For much of my childhood, the spring half-term break meant only one thing; time to voyage into central London for our annual visit to the Science Museum, in South Kensington. We went with great anticipation to see the space satellites hanging from the ceiling, the aircraft engines and the Apollo 10 capsule.
And yet, this is the very problem, which the Science Museum is only beginning to address. You spend a great deal of time looking at the amazing works of the past few centuries, but not a lot of time interacting with them. The lack of opportunity to get stuck in leaves many current generations of kids disengaged with static museum galleries.
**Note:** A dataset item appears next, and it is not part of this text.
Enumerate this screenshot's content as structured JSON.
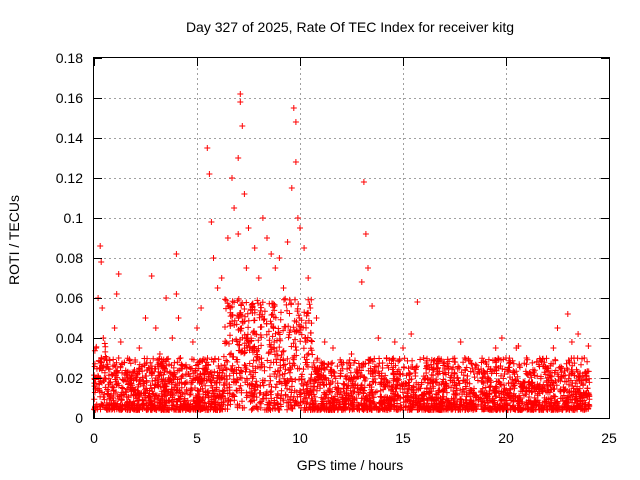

Don’t get me wrong. I have always loved the Science Museum, and probably always will. But in Tokyo, I found a museum that felt like the Science Museum of the future.
The Miraikan (AKA the National Museum of Emerging Science and Innovation) in the bay side area of Tokyo, is one of the most notable museums I have ever visited. Every exhibit engages the visitor to touch and experiment with almost everything on show.
For example, visitors could try to keep their balance and manoeuvre across the floor with simply a gentle lean, on Honda’s new ‘UNI-CUB’ mobility device.
You could also book a conversation with an android called the ‘Otonaroid’, and watch it respond in real time to your verbal and body language.
The only feature of the museum that visitors were not encouraged to touch, feel or prod was the live demonstration of Honda’s ASIMO robot. Mesmerising nonetheless!
But the most impressive feature of the Miraikan is not its endless encouragement to engage with its pieces, nor its amazing array of scientific and technological artefacts. The Miraikan is absolutely worth a visit because it’s not afraid to make its visitors think; to ask difficult questions about their attitudes towards technology and environmentally-sustainable innovation.
And while this museum wasn’t designed for kids, it sure knew how to get them inspired to find answers to these difficult questions.
In one exhibit, a game invited the visitor to envisage an ideal world 50 years from now, and digitally projected their vision onto massive contoured panels in front of them. The player would then be asked to work back from that vision to make year-by-year decisions over agriculture, urban development and waste management. While inconsequential in the short term, the game would show them how these decisions brought them closer or further away from their long-term goal.
Another game featured a floor space that had been transformed with projectors into a digital ‘playground’ called Anagura. Visitors walked around with their digital doppelgänger – the ‘online you’, made up of hypothetical personal information – in tow. You could then interact with other visitors by choosing to withhold or share your personal information. The idea is that by creating connections between disparate data sets, humanity is thus equipped with an expanding knowledge bank that it can use to tackle major challenges. I have never seen such a unique and engaging method for teaching people about the benefits and risks of their digital data.
The Miraikan should perhaps be renamed the National Museum of Emerging Strategies for Science and Innovation. Past generations were inspired by museums showing them stupendous visions of the future. I believe the Miraikan does something more important and far more inspiring; it turns the tables and instead asks its visitors the question; what stupendous visions do you have for the future?